Conan: Iron Shadows in the Moon (vol. 10)
Publisher: Dark Horse
Writer(s): Timothy Truman & Darick Robertson
Artist(s): Tomás Giorello & Darick Robertson
I’ve got to admit something from the start about this book. I actually own another Dark Horse book that contains this story, but that book seems pale in comparison. Now, keep in mind that the other book is a black and white reprint of classic Conan, and this is an adaptation, and also in color. The artwork is provided by Tomás Giorello and the colors by José Villarubia in the “Iron Shadows in the Moon” story. The book also contains “Conan and the mad King of Gaul” and “Conan: The Weight of the Crown,” by Darick Robertson (writer and artist).

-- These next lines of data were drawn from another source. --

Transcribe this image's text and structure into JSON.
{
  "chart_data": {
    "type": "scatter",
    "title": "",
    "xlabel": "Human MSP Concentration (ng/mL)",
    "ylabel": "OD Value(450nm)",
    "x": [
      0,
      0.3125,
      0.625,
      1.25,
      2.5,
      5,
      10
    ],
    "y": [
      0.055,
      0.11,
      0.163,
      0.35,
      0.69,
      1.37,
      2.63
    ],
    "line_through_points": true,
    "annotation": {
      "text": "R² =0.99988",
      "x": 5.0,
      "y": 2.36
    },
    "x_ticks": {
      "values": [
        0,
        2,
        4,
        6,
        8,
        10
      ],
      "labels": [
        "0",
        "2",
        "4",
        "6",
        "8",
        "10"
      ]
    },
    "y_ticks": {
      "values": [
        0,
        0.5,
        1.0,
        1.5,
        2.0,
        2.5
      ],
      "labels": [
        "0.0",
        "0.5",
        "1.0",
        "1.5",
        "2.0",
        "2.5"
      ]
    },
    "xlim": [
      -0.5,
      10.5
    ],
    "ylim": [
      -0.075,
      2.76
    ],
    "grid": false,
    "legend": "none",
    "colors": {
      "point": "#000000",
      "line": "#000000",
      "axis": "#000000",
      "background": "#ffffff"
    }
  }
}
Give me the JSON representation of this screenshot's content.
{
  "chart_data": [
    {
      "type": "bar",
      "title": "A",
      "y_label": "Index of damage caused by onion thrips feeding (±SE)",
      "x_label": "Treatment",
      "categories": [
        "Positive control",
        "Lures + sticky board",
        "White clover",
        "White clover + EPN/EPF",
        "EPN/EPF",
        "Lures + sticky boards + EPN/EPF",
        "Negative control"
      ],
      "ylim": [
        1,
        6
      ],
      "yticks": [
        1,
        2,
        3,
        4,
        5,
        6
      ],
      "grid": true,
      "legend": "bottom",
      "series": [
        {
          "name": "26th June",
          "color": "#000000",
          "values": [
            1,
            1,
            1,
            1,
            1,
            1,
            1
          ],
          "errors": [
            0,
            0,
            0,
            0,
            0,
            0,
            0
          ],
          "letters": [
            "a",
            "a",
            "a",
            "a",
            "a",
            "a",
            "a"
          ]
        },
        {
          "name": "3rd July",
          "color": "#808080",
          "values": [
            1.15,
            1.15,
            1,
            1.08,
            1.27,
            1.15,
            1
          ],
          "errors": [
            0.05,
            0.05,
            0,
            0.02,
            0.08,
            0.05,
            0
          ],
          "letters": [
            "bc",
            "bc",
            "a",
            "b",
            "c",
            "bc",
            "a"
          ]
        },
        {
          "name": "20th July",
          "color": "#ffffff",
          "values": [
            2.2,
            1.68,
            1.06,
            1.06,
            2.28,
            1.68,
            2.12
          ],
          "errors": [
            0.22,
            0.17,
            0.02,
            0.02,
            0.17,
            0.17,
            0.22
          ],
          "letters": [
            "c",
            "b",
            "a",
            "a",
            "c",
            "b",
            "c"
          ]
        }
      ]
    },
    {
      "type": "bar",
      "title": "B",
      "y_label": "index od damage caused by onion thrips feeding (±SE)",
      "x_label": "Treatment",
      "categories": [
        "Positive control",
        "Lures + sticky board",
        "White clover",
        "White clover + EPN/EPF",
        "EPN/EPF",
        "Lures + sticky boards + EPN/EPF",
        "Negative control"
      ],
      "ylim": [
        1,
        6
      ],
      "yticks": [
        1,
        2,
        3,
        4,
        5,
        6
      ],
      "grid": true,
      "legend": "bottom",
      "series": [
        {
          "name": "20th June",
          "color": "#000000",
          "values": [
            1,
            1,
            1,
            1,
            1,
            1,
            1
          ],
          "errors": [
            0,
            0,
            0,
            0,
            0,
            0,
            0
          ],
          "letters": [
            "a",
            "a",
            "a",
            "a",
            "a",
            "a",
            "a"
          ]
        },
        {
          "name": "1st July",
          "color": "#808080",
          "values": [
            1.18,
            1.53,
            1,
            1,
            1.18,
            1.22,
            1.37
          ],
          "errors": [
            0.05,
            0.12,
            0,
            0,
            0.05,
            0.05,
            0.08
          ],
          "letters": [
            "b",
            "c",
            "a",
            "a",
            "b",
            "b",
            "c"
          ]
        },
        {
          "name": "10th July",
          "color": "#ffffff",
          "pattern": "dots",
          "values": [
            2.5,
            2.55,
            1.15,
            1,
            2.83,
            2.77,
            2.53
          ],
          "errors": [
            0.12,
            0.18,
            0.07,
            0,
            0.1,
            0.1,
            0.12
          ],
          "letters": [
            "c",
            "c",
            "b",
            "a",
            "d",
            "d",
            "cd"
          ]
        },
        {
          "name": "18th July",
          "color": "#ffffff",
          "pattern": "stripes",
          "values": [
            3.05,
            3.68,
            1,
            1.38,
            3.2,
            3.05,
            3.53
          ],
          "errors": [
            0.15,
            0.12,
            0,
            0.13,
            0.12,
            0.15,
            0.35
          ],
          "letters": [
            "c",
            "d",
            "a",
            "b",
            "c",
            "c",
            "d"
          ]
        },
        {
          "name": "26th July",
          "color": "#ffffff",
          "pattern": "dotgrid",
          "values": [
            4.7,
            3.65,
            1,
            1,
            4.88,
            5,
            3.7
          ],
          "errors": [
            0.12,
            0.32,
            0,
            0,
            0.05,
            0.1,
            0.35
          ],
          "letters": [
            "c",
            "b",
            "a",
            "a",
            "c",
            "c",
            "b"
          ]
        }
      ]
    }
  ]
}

The first story is an excellent example of a classic Robert E. Howard story, but is greatly enhanced by Giorello’s exquisite artwork. After we see a quick interlude of a young man being murdered (that scene mirrors the crucifixion of Christ), the story begins with a young girl that’s about to be flogged by her master for trying to escape his grasp. Out of the muddy, filthy bog comes Conan. The King of Hyrkania, Amurath, is shocked to see that Conan is still alive, considering all of his fellow warriors were slaughtered by the Hyrkanians in the last couple of days. Conan quickly dispatches him, but realizes he’ll soon be overwhelmed by the dead King’s forces, so he flees, and the young girl comes with him. Of course, as you can imagine, they run into all sorts of perils as Conan always does, but also in typical Conan fashion, he fights his way out of the trouble. Pirates, a giant man-ape, and also a surprise enemy right under Conan’s nose!
You won’t be disappointed by the story in this book. It’s nothing complex, but Timothy Truman (Jonah Hex, Grimjack) does a great job of taking a typical Howard story and taking the reader inside the world of Conan. You can easily find yourself slipping into the “Conan universe” while reading this book. Giorello’s artwork (Star Wars, Conan the Cimmerian) is nothing short of astounding. He seems like he was born to draw Conan or anything in this genre. The page where the man-ape bites Conan (below, click to enlarge) is just one of the fantastic panels that proves my point and his artistic chops. Dark Horse has done a very good job with these Howard adaptations, and I for one hope that they keep them coming, full speed ahead!
A copy of this book was provided by the publisher.